Feeding that conundrum into the world of land and planning highlights an obvious tension.  Local authorities continue to fail to deliver robust development plans with sound housing allocations.  As of January 2017, a full 70 per cent of local authorities in the South East remain without an up-to-date development plan. That is bad news for homeowners and home renters, but it’s also bad news for developers. They are being starved of oxygen to keep their businesses in rude health, to enable them to plan for growth, to employ additional people, and to increase the volume of housing development – all of which support the UK’s economic growth.  Developers are often obliged to track the pace of developments, and the number of teams working on them.

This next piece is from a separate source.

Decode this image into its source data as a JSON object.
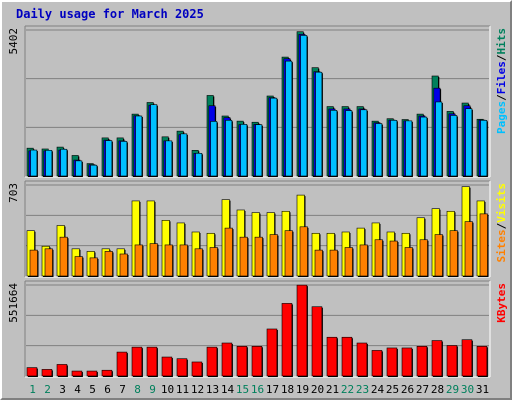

This isn’t because they don’t want to build more quickly – and thereby improve the potential of maximising returns – but through a limited supply of future sites.

I have said on more than one occasion that strategic land promoters and the housebuilding industry suffer from appalling PR (ultimately their own fault), and that we should more readily equate housing supply to an infrastructure pipeline in just the same way as we view gas or oil.  A landbank in that context is a good thing.  It provides greater certainty of delivery, and will actually increase the flow rate of growth, and all parties in the supply chain gain greater confidence from its existence.

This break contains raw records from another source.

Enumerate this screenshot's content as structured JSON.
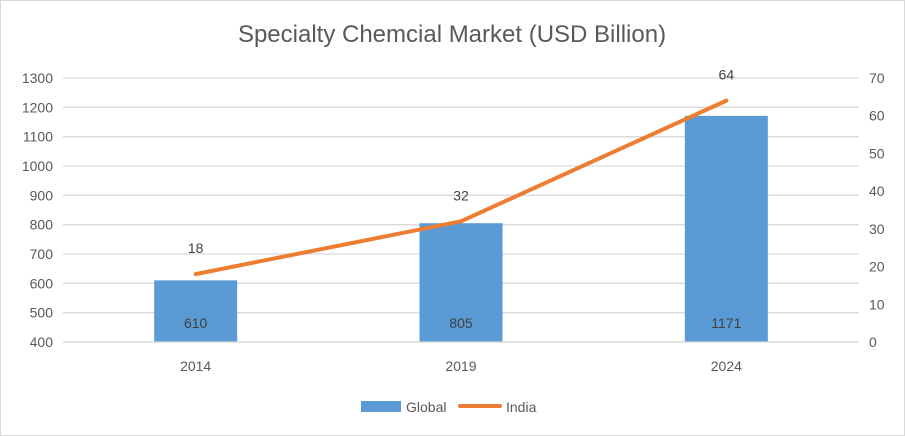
{
  "chart_data": {
    "type": "bar+line",
    "title": "Specialty Chemcial Market (USD Billion)",
    "categories": [
      "2014",
      "2019",
      "2024"
    ],
    "series": [
      {
        "name": "Global",
        "type": "bar",
        "axis": "left",
        "values": [
          610,
          805,
          1171
        ],
        "color": "#5b9bd5",
        "labels": [
          "610",
          "805",
          "1171"
        ]
      },
      {
        "name": "India",
        "type": "line",
        "axis": "right",
        "values": [
          18,
          32,
          64
        ],
        "color": "#ed7d31",
        "labels": [
          "18",
          "32",
          "64"
        ]
      }
    ],
    "y_left": {
      "min": 400,
      "max": 1300,
      "step": 100,
      "ticks": [
        "400",
        "500",
        "600",
        "700",
        "800",
        "900",
        "1000",
        "1100",
        "1200",
        "1300"
      ]
    },
    "y_right": {
      "min": 0,
      "max": 70,
      "step": 10,
      "ticks": [
        "0",
        "10",
        "20",
        "30",
        "40",
        "50",
        "60",
        "70"
      ]
    },
    "grid": true,
    "legend": {
      "position": "bottom",
      "items": [
        "Global",
        "India"
      ]
    }
  }
}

Let me put this into context.  Iceni undertook some research into South Essex recently (not strictly covered by SEEC, but you’ll get the point), which sought to match how many of the circa 50,000 homes projected to be required in the sub-region could be referenced in any form of development plan – be that draft allocation or adopted plan.  We were unable to point to more than circa 3,000 plots.  Recognising that the majority of land required to deliver growth is presently zoned Green Belt, can anyone blame the respective land promoters and house builders for being cautious about bringing forward planning applications?  The minute they do, they are subject to claims of being opportunist, parasitic developers.

SEEC’s report is a great diversionary tool, but does little to address the underlying problems in housing delivery.  Development in the South East – particularly of the strategic land promotion flavour – is a long, hard slog.  It’s expensive, uncertain, and bedevilled by political opportunism.

Developers are not altruistic, and we do not have a benevolent public sector that is about to return us to the housebuilding rates last seen in the 1970s.  Developers have shareholders that expect returns (it is no great leap of imagination to understand the pressures that this brings to bear – we all have shareholders too, by way of our pensions).

The system we have has been fine-tuned by political short-termism, local authority budget cuts, and 20-plus years of NIMBYism.  Adopt some development plans, and housing delivery will materially rise.  The pendulum swings back– the real onus is on local authorities to unlock the housing blockage, not developers.